Некоторое время они не реагировали. Эдик курил, пуская дым в потолок, Витька неподвижно лежал на животе, а Роман бессмысленно смотрел на меня. Потом глаза его расширились.
— Полночь! — сказал он страшным шепотом.
Все вскочили.
Было так, точно я на кубковом матче забил решающий гол. Они бросались на меня, они слюнявили мои щеки, они били меня по спине и по шее, они повалили меня на диван и повалились сами. «Умница!» — вопил Эдик. «Голова!» — ревел Роман. «А я-то думал, что ты у нас дурак!» — приговаривал грубый Корнеев. Затем они успокоились, и дальше все пошло как по маслу.
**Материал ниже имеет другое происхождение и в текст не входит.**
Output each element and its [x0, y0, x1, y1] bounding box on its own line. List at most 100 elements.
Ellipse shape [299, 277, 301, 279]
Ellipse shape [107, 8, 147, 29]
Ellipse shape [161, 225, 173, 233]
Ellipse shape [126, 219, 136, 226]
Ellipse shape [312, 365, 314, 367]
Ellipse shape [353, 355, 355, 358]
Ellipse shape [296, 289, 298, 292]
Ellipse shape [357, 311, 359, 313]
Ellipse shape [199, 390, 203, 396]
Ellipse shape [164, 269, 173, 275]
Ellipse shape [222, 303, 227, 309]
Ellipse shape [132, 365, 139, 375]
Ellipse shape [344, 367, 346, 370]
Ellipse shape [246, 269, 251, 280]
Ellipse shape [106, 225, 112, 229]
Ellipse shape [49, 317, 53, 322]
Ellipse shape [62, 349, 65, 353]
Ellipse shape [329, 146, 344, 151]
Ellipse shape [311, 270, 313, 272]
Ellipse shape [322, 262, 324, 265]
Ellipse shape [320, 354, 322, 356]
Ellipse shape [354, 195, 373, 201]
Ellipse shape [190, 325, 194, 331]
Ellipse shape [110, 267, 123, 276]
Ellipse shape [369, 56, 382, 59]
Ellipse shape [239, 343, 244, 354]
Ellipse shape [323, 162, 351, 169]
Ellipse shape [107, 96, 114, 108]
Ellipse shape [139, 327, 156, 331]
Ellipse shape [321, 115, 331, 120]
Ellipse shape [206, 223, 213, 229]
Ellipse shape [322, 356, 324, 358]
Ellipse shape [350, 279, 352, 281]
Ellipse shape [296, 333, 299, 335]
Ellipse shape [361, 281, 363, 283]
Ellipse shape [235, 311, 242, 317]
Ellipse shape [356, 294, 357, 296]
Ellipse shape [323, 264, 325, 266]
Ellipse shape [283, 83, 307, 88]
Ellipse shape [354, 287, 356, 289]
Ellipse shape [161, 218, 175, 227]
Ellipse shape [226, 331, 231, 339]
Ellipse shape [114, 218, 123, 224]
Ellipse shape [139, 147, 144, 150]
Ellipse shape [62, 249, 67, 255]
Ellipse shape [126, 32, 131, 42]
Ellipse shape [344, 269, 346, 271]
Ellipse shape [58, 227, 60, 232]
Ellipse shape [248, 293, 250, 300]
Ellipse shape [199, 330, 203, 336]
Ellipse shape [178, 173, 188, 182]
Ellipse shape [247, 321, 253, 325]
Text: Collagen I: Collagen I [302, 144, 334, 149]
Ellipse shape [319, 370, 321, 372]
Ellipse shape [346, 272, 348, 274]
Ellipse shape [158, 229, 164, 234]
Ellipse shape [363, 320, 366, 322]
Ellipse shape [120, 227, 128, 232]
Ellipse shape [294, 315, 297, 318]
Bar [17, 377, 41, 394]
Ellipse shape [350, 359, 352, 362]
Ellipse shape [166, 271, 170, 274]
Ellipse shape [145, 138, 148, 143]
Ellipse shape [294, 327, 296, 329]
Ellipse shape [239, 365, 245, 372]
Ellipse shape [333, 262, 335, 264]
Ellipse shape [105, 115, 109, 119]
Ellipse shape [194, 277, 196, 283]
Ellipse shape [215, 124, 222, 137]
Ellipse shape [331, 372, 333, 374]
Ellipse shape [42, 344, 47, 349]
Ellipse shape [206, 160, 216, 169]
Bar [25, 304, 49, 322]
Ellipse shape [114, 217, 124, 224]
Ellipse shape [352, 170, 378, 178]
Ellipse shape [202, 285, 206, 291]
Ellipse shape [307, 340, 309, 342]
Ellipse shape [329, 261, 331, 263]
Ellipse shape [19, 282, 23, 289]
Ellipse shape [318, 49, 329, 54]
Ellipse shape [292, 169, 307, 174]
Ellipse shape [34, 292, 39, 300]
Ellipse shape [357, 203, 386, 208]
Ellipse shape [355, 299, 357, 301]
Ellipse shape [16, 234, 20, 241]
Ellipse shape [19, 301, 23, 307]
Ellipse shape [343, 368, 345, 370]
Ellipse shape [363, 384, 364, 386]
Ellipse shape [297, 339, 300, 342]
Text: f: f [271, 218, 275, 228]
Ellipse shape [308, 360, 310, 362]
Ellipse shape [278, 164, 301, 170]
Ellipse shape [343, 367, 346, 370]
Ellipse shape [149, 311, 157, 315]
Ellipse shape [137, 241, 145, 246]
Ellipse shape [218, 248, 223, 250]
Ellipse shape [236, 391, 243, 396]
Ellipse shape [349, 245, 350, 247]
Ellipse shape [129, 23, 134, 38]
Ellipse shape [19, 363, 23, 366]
Сначала Роман ни с того ни с сего заявил, что теперь он знает тайну Тунгусского метеорита. Он пожелал сообщить ее нам немедленно, и мы с радостью согласились, как ни парадоксально это звучит. Мы не торопились приступить к тому, что интересовало нас больше всего. Нет, мы совсем не торопились! Мы чувствовали себя гурманами. Мы не накидывались на яства. Мы вдыхали ароматы, мы закатывали глаза и чмокали, ходя вокруг, мы предвкушали...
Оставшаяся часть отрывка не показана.